The recession is expected to keep its grip on costs through the second half of this year, despite a shift in what is affected. Construction costs heavily influenced by residential construction have already bounced up from historic lows, but that may be coming to an end, along with the expiration of federal tax credits for first-time homeowners. Costs associated with the nonresidential building markets have bottomed out. But while there is not much room for further declines, there is also very little upward pressure from either the labor or materials markets on the nonresidential building cost indexes.

In the latest update of its 2010 construction-markets forecast based on actual construction starts through April, McGraw-Hill Construction still is predicting a 2% annual decline in the dollar value of the non-residential building market this year. “We’ve become a bit more pessimistic on this year’s prospects for the commercial and educational building markets,” says Robert Murray, MHC’s chief economist. He expects to see annual declines this year of 18% for manufacturing buildings, 12% for hotel and motel work, 6% for both office and school buildings and 5% for commercial structures.

“We’re looking for a decent increase, from very low levels, for single-family housing, but the size of that increase has been reduced,” says Murray. “To see a sustained increase in home sales, we need to see an improvement in the employment situation,” he adds. “Right now we are returning to the sense that it is going to be a gradual, hesitant improvement, vulnerable to the occasional weak month.” He adds that the situation for public works is very similar.

“The risk [overall] is greater on the downside but not to the extent that it would turn total construction in 2010 into a decline,” says Murray. “What I am most worried about is state and local finances. If there is anyplace for [a second wave of] stimulus spending, it would be to shore up state and local finances.” But in the end, Murray expects a 26% increase in residential buildings and a 14% increase in public works to save the day, resulting in a 10% increase in the dollar value of overall construction in 2010.

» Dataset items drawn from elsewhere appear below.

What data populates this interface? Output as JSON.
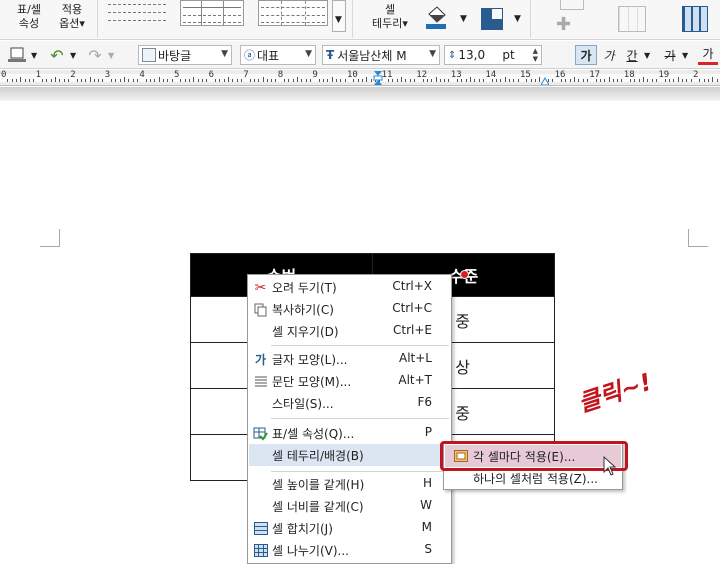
{
  "ribbon": {
    "table_props": "표/셀\n속성",
    "apply_options": "적용\n옵션▾",
    "cell_border": "셀\n테두리▾"
  },
  "toolbar": {
    "para_style": "바탕글",
    "font_type": "대표",
    "font_name": "서울남산체 M",
    "font_size": "13,0",
    "font_unit": "pt",
    "bold_char": "가",
    "italic_char": "가",
    "underline_char": "간",
    "strike_char": "가",
    "color_char": "가"
  },
  "ruler": {
    "numbers": [
      "0",
      "1",
      "2",
      "3",
      "4",
      "5",
      "6",
      "7",
      "8",
      "9",
      "10",
      "11",
      "12",
      "13",
      "14",
      "15",
      "16",
      "17",
      "18",
      "19",
      "2"
    ]
  },
  "table": {
    "headers": [
      "순번",
      "수준"
    ],
    "rows": [
      [
        "",
        "중"
      ],
      [
        "",
        "상"
      ],
      [
        "",
        "중"
      ],
      [
        "",
        ""
      ]
    ]
  },
  "context_menu": [
    {
      "label": "오려 두기(T)",
      "shortcut": "Ctrl+X",
      "icon": "scissors-icon"
    },
    {
      "label": "복사하기(C)",
      "shortcut": "Ctrl+C",
      "icon": "copy-icon"
    },
    {
      "label": "셀 지우기(D)",
      "shortcut": "Ctrl+E",
      "icon": ""
    },
    {
      "label": "글자 모양(L)...",
      "shortcut": "Alt+L",
      "icon": "char-shape-icon"
    },
    {
      "label": "문단 모양(M)...",
      "shortcut": "Alt+T",
      "icon": "para-shape-icon"
    },
    {
      "label": "스타일(S)...",
      "shortcut": "F6",
      "icon": ""
    },
    {
      "label": "표/셀 속성(Q)...",
      "shortcut": "P",
      "icon": "table-props-icon"
    },
    {
      "label": "셀 테두리/배경(B)",
      "shortcut": "",
      "icon": ""
    },
    {
      "label": "셀 높이를 같게(H)",
      "shortcut": "H",
      "icon": ""
    },
    {
      "label": "셀 너비를 같게(C)",
      "shortcut": "W",
      "icon": ""
    },
    {
      "label": "셀 합치기(J)",
      "shortcut": "M",
      "icon": "merge-cells-icon"
    },
    {
      "label": "셀 나누기(V)...",
      "shortcut": "S",
      "icon": "split-cells-icon"
    }
  ],
  "submenu": [
    {
      "label": "각 셀마다 적용(E)..."
    },
    {
      "label": "하나의 셀처럼 적용(Z)..."
    }
  ],
  "annotation": "클릭~!",
  "colors": {
    "highlight": "#dbe6f2",
    "callout": "#c2141d",
    "header_bg": "#000000"
  }
}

The impact of the weak non-residential building market on construction costs is clear in this quarter’s indexes. Selling price indexes, which reflect the reduced margins of subcontractors due to intense competition, are down 2% to 8% from a year ago. General building cost indexes, which measure commodity prices and labor wage settlements, are averaging annual increases less than 2%. Special-purpose cost indexes compiled by the U.S. Dept. of Commerce show annual declines of 4.6% for warehouses, 4.3% for office buildings and 1.5% for schools.

“Construction costs are stabilizing at lower levels,” says Karl Almstead, who puts together the Turner Building Cost Index, which is down 7.9% from a year ago following an 8.9% annual decline in the second quarter of 2009. “Commodity prices increased during the first quarter of this year, but competition is still pushing contractor’s selling prices down, although they are not falling as fast as they were a few quarters ago.”

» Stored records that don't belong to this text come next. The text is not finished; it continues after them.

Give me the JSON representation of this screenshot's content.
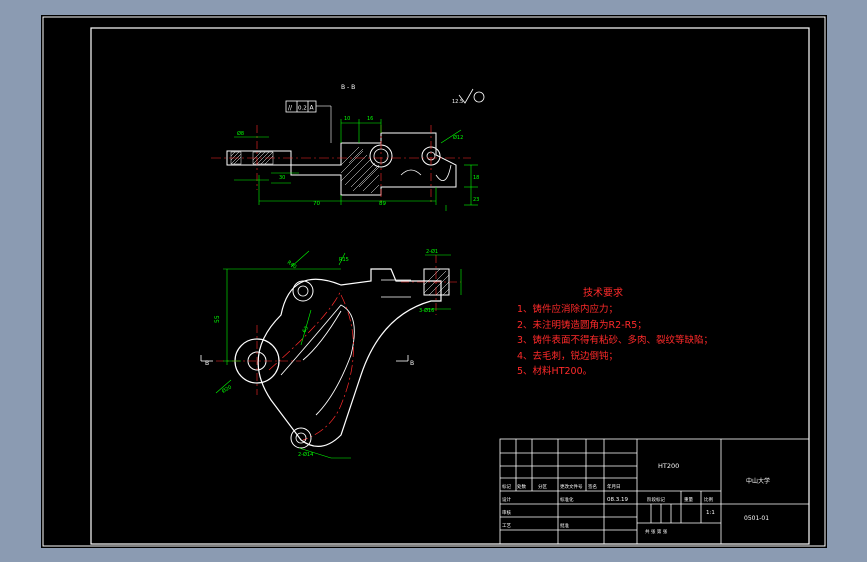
{
  "section_label": "B - B",
  "tolerance_frame": {
    "symbol": "//",
    "value": "0.2",
    "datum": "A"
  },
  "roughness_symbol": "12.5",
  "dims_top": {
    "d10": "10",
    "d16": "16",
    "d30": "30",
    "d70": "70",
    "d89": "89",
    "d18": "18",
    "d23": "23",
    "d12": "Ø12",
    "phi8": "Ø8"
  },
  "dims_front": {
    "d55": "55",
    "r40": "R40",
    "r15": "R15",
    "holes_top": "2-Ø1",
    "holes_mid": "3-Ø16",
    "holes_bottom": "2-Ø14",
    "phi20": "Ø20",
    "d63": "63"
  },
  "section_marks": {
    "left": "B",
    "right": "B"
  },
  "tech_requirements": {
    "title": "技术要求",
    "items": [
      "1、铸件应消除内应力；",
      "2、未注明铸造圆角为R2-R5；",
      "3、铸件表面不得有粘砂、多肉、裂纹等缺陷；",
      "4、去毛刺，锐边倒钝；",
      "5、材料HT200。"
    ]
  },
  "title_block": {
    "material": "HT200",
    "company": "中山大学",
    "drawing_no": "0501-01",
    "scale": "1:1",
    "date": "08.3.19",
    "labels": {
      "mark": "标记",
      "count": "处数",
      "zone": "分区",
      "change_doc": "更改文件号",
      "sign": "签名",
      "ymd": "年月日",
      "design": "设计",
      "std": "标准化",
      "review": "审核",
      "process": "工艺",
      "approve": "批准",
      "stage_mark": "阶段标记",
      "weight": "重量",
      "ratio": "比例",
      "total": "共 张  第 张"
    }
  },
  "colors": {
    "background": "#000000",
    "frame": "#ffffff",
    "geometry": "#ffffff",
    "dimension": "#00ff00",
    "center_line": "#ff2a2a",
    "hatch": "#ffffff",
    "title_block_text": "#ffffff",
    "requirements": "#ff2a2a"
  }
}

Lumber prices responded to the first signs of a housing rebound by quickly rising from depressed levels. However, the market is not sustaining these higher prices. The mill price for framing lumber already has declined more than a hundred dollars per thousand board feet since the end of last April. “Prices peaked at $367 on April 30,” says Sean Church, editor of Eugene, Ore.-based Random Lengths, a lumber-industry trade journal that publishes market prices. “The June 18 price was $257, which is up from $213 a year ago.”

Church attributes the run-up and subsequent rapid decline to a combination of factors. “Producers had cut production to historically low levels in late 2009. Retail yards and distributors started restocking due to low inventories in the beginning of 2010, after the housing tax credit had increased demand. The low supply and increased demand created a spike in prices that peaked on April 30. The expiring tax credit and decreasing orders from lumber yards with renewed inventory combined to stop the increase.”

A similar scenario is unfolding for structural-steel and reinforcing-bar prices, which are starting to fall back after initial gains during the first quarter. On June 15, the price for rebar tracked by McGraw-Hill’s Platts’ Steel Market Daily fell $25 to $585 a ton for the benchmark price for the Southeast.